In Peggy's autobiography there are two among the chapters (created and named by me) that helped me divide her manuscript of undifferentiated pages into sections. This, the first, starts the second of three sections of the book.
Chapter 8: Travel in a Tiny World. Peggy and Gerry, both, were extremely incurious people and it shows in Chapter 8. Many events that could have had telling portrayal occur there. Yet, my mother flattens them with her bland response to everything in the world at large. Contrast this with page after page on what TC said. Ch8-CompressedEvents.html lists the standout events, each taking up no more than the period at the end of a sentence compared to the intricacy on what Peggy puts in the mouth of TC.
Peggy's statement on Singapore epitomizes how little she could reflect on anything outside herself and TC. The puzzle: If she was mentally ill, what was the illness? Being unresponsive – yes, depressed, but denying it by faking functionality in her writing – won't likely be regarded an illness. Certainly not one grabbing sympathy. Now, with her children essentially gone, Peggy's world could concentrate fully – as do the remaining chapters – on TC.
Yet, what joy there was in Peggy's life, was in these astonishingly expensive cruises, most accompanying TC, which start in this chapter. Here with Ted, Judy and TC, she is lounging in what might be the USS Rotterdam, on which TC often traveled. This would have been after I was working at Allied Research Associatesin Boston with Ted, starting in June 1961, after leaving Michigan State. Those voyages continue for as long as she could get out of bed. With her agoraphobic fears, she would never have been "outside" without Gerry, as she is here, except on one of those cruises. Three of her children hardly saw her after 1960, except when she docked in Long Beach, until the last year of her life.
This section of the book starts an authentic description of TC in her hey-day unlike anything else written about her. As I have often said, a picture is probably worth only 1000 words, mostly in categories of assuring that these people seriously existed there, as they claim. It is from this point, and the chapters just ahead, that even TC's world expands. For the first time Peggy thinks maybe she belongs usefully in her mother's orbit.
In recent times we have received overtures from adherents/remnants of the John Birch Society. There is no mistaking that TC's approach to dystopias seem to delight the birchers of the '50s and '60s.
One of those dystopias is The Devil's Advocate available as an Open Road e-book sale at
The Devil's Advocate
Some say those birchers are a sad residue of what was once a mighty organization. Yes or no, I cannot say with confidence. Yet, even as TCs books still have some readers, and her philosophy – clear hatrid of liberals and the IRS and entitlements – is at the heart of one side of much of today's politics, I put forward a simpler question.
Despite TC's personal hypocrisy, and rough view of humanity, was she not a clever instigator of today's battles?

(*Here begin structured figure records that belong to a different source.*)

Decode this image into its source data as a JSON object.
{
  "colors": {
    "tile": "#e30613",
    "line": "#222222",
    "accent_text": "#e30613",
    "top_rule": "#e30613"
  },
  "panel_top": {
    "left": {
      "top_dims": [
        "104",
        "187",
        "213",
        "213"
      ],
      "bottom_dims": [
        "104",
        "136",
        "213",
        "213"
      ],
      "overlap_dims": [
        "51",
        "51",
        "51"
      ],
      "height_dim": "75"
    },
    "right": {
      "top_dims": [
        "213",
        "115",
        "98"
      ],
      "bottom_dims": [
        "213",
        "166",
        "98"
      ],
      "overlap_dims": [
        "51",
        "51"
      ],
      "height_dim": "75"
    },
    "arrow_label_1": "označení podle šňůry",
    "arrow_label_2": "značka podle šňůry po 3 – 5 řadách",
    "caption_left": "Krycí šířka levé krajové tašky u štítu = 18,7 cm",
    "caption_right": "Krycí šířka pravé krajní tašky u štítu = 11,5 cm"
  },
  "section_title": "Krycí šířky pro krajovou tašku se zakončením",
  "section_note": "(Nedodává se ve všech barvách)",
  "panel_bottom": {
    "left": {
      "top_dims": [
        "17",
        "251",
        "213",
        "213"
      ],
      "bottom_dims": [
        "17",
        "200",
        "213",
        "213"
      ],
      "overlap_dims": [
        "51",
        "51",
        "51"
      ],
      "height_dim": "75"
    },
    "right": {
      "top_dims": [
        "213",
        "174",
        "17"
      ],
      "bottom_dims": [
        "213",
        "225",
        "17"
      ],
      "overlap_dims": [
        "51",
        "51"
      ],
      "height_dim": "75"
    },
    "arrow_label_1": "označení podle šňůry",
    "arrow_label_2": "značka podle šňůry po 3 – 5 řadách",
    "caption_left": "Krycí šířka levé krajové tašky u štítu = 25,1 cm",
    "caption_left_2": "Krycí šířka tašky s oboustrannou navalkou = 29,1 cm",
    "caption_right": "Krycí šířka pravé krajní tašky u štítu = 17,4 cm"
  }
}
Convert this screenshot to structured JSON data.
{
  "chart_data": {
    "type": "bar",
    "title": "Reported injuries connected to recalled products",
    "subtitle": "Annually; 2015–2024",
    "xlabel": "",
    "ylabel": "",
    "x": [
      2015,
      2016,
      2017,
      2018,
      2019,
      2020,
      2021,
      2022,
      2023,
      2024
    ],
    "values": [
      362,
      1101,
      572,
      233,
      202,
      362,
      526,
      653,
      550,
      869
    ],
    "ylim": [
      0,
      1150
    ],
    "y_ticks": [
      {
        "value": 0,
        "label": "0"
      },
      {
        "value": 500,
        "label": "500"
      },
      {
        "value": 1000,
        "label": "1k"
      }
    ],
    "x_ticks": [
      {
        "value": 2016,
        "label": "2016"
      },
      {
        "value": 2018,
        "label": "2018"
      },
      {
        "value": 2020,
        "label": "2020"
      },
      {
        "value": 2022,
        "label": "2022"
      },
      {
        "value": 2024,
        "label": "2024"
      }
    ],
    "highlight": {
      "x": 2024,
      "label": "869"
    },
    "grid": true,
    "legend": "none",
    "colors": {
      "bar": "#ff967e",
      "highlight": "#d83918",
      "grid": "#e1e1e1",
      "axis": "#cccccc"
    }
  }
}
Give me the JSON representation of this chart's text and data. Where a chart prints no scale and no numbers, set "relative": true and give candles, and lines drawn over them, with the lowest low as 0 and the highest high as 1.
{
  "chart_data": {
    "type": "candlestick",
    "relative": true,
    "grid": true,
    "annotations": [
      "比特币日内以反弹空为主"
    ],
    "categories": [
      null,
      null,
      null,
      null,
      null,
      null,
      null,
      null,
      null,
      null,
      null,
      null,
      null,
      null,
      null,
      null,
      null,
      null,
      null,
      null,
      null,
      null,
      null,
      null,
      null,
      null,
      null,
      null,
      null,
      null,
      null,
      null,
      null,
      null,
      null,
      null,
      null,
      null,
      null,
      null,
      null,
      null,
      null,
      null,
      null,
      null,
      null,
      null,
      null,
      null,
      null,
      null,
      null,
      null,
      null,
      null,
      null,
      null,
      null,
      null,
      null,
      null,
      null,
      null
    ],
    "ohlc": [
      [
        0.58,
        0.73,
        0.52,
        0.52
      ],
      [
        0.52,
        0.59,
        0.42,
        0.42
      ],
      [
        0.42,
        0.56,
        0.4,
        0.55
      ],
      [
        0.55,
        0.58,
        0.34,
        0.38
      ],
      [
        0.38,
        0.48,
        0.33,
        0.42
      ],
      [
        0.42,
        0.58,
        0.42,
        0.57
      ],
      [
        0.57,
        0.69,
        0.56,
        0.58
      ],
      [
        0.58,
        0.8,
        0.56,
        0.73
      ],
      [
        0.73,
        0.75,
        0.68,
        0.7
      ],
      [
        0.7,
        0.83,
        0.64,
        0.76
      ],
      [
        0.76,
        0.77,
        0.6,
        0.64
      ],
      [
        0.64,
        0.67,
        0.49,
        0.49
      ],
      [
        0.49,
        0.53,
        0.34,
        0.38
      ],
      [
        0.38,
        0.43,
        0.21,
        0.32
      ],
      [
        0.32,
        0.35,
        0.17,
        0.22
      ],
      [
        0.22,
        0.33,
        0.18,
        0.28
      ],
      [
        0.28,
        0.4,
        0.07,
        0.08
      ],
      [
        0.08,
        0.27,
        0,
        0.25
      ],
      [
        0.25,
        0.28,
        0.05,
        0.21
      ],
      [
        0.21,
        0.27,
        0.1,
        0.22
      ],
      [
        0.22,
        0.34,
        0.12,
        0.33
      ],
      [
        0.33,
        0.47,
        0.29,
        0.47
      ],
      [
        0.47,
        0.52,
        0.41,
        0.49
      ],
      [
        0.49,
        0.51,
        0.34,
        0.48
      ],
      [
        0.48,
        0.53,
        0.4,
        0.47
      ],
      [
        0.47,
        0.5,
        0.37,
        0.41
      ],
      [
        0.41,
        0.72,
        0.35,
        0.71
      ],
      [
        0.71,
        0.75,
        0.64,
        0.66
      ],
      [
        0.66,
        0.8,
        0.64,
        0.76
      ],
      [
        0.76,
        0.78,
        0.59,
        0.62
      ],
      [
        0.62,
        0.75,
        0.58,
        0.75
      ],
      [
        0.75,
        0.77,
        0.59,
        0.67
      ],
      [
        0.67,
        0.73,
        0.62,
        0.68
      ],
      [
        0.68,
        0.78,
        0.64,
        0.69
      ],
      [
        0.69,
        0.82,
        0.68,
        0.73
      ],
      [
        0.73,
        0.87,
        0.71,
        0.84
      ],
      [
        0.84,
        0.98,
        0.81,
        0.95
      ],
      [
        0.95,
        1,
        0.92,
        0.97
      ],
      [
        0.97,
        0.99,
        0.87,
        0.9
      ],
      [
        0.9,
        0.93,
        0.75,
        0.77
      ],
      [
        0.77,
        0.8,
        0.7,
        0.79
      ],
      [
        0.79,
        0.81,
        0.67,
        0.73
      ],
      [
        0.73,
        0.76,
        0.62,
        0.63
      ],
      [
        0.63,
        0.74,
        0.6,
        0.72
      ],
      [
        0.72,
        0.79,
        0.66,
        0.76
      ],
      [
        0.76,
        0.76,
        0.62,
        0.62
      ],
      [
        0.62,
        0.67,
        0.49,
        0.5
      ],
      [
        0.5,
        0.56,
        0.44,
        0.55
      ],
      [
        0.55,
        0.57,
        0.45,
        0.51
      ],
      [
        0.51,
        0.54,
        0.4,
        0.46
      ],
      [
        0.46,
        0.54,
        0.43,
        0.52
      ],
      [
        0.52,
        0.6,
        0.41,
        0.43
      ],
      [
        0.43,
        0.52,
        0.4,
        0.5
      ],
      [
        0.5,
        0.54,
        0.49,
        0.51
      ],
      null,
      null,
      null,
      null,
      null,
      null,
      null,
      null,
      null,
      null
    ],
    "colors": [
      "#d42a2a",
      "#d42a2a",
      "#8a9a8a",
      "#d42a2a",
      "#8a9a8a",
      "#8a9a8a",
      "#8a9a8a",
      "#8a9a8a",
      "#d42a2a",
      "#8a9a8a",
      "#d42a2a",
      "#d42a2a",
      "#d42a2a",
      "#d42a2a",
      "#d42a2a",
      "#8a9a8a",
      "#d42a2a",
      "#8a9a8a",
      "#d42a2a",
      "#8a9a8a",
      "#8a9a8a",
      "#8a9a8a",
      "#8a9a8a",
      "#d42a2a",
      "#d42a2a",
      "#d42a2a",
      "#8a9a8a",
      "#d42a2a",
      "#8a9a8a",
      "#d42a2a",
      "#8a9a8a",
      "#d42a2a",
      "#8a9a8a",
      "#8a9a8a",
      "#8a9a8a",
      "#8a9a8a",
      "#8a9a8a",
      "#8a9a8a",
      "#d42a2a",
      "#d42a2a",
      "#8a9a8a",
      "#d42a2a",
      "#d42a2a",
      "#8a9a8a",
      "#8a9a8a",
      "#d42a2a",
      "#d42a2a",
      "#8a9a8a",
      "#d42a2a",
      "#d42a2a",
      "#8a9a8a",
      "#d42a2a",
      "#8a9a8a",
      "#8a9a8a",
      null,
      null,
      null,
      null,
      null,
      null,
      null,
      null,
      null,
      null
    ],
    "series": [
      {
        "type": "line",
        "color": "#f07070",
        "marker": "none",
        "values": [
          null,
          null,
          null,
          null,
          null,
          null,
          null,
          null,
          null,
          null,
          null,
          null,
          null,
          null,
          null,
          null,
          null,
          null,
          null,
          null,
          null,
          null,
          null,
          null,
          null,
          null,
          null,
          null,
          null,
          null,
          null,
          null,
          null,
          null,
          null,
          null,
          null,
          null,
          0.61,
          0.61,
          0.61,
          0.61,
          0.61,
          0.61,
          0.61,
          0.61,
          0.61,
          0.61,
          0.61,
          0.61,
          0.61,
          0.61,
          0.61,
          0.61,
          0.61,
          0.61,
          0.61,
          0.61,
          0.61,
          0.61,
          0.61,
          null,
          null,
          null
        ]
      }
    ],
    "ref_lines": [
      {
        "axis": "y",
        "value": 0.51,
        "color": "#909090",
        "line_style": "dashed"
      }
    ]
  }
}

Further, if the birchers are gone, why do they keep coming out of the woodwork?
I'm told by the New York Times that the Koch Brother's once ubiquitous promulgation of their money siphoning machine has been usurped by the Trump Organization. Trump appears to own the Republican Party in every way possible, as evidenced by his tweets. It is always astounding to me that such big people live – when you get a chance to see them – such little lives. Writing novels that sold millions, with writing affecting a style of wisdom that many bought into, did not preclude a tawdry opulence. Peggy caught much of it.
Captains and the Kings
Glory and the Lightning
These two, still beloved, novels seem of a different ilk. For example, there are few romances more legitimate or documented than that between Pericles and Aspasia. A family review is here. They lived in still primitive times, as do we. TC, if she ever had heard this statement from me, would have said, we will always.